Bruxelles, 07/03/2001 (Agence Europe) - Contribuer à concilier commerce et développement dans le cadre de la mondialisation. Tel est, en substance, l'objectif du premier d'une série de séminaires organisés autour du thème "développement soutenable et pauvreté" que viennent de lancer, le 6 mars à Bruxelles, la Banque mondiale et The European Policy Centre (EPC). Etaient notamment présents à cette première, Pascal Lamy, Commissaire européen chargé du commerce, Gun-Britt Anderson, présidente du Conseil Développement de l'UE et Uri Dadush, de la Banque mondiale.

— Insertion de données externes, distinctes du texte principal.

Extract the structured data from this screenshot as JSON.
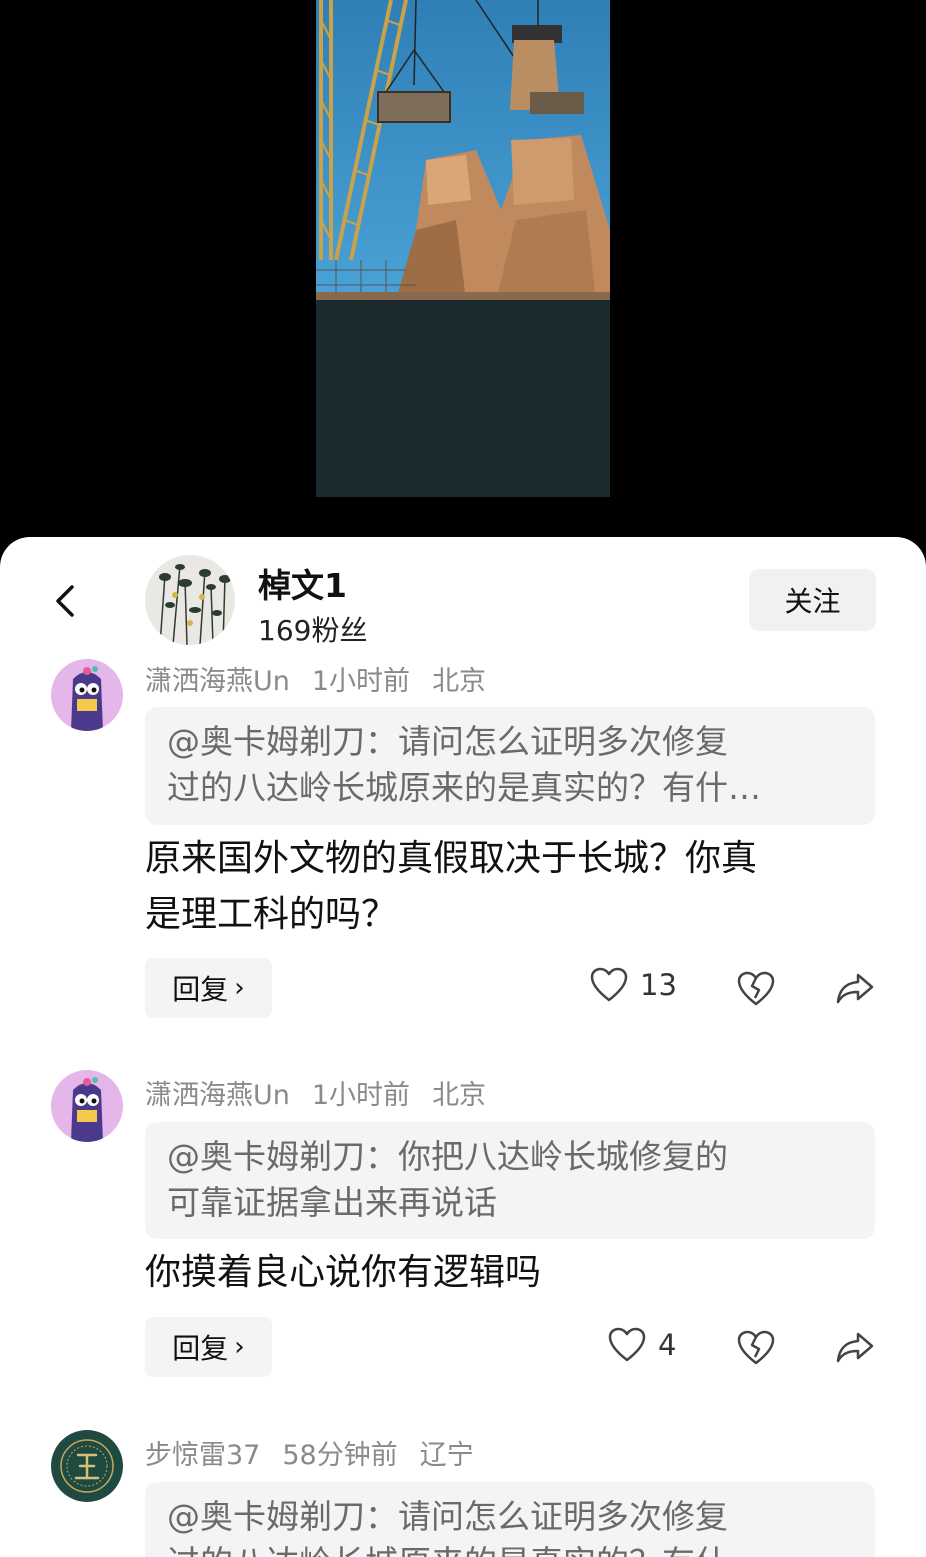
{
  "author": {
    "name": "棹文1",
    "fans": "169粉丝",
    "follow_label": "关注"
  },
  "comments": [
    {
      "user": "潇洒海燕Un",
      "time": "1小时前",
      "location": "北京",
      "quote_line1": "@奥卡姆剃刀：请问怎么证明多次修复",
      "quote_line2": "过的八达岭长城原来的是真实的？有什…",
      "text_line1": "原来国外文物的真假取决于长城？你真",
      "text_line2": "是理工科的吗？",
      "reply_label": "回复",
      "likes": "13"
    },
    {
      "user": "潇洒海燕Un",
      "time": "1小时前",
      "location": "北京",
      "quote_line1": "@奥卡姆剃刀：你把八达岭长城修复的",
      "quote_line2": "可靠证据拿出来再说话",
      "text_line1": "你摸着良心说你有逻辑吗",
      "reply_label": "回复",
      "likes": "4"
    },
    {
      "user": "步惊雷37",
      "time": "58分钟前",
      "location": "辽宁",
      "quote_line1": "@奥卡姆剃刀：请问怎么证明多次修复",
      "quote_line2": "过的八达岭长城原来的是真实的？有什"
    }
  ],
  "colors": {
    "background": "#000000",
    "sheet": "#ffffff",
    "muted_text": "#8a8a8a",
    "quote_bg": "#f3f4f5"
  },
  "icons": [
    "back-icon",
    "heart-icon",
    "broken-heart-icon",
    "share-icon"
  ]
}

A l'issue du séminaire de ce mardi, organisé avec le soutien de la présidence suédoise de l'UE, Gun-Britt Anderson a rappelé que c'est grâce à sa foi historique dans le libre-échange que la Suède, petit pays, affichait un poids respectable sur la scène mondiale en termes de revenus. Dans la foulée, Pascal Lamy a affirmé qu'il importait que le commerce n'apparaisse pas comme "une force maligne". C'est d'ailleurs là toute la philosophie de l'initiative de la Commission européenne "Tout sauf les armes", qui a été évoquée à maintes reprises mardi. Faisant remarquer que les pauvres doivent eux aussi tirer un bénéfice de la mondialisation, M. Lamy a estimé qu'il incombait à la Commission et à l'UE d'assurer la cohérence des politiques du commerce et du développement pour y parvenir et que dans le contexte de la mondialisation, des règles s'imposent, raison pour laquelle il a plaidé encore une fois en faveur de l'ouverture d'un nouveau cycle de négociations commerciales multilatérales. Des propos qui mettront un peu de baume dans le coeur de Kofi Annan, Secrétaire général des Nations Unies qui, dans une récente interview au Financial Times, déclarait que les grands pays industrialisés, et en particulier les Etats-Unis, devraient suivre l'exemple de l'Union européenne.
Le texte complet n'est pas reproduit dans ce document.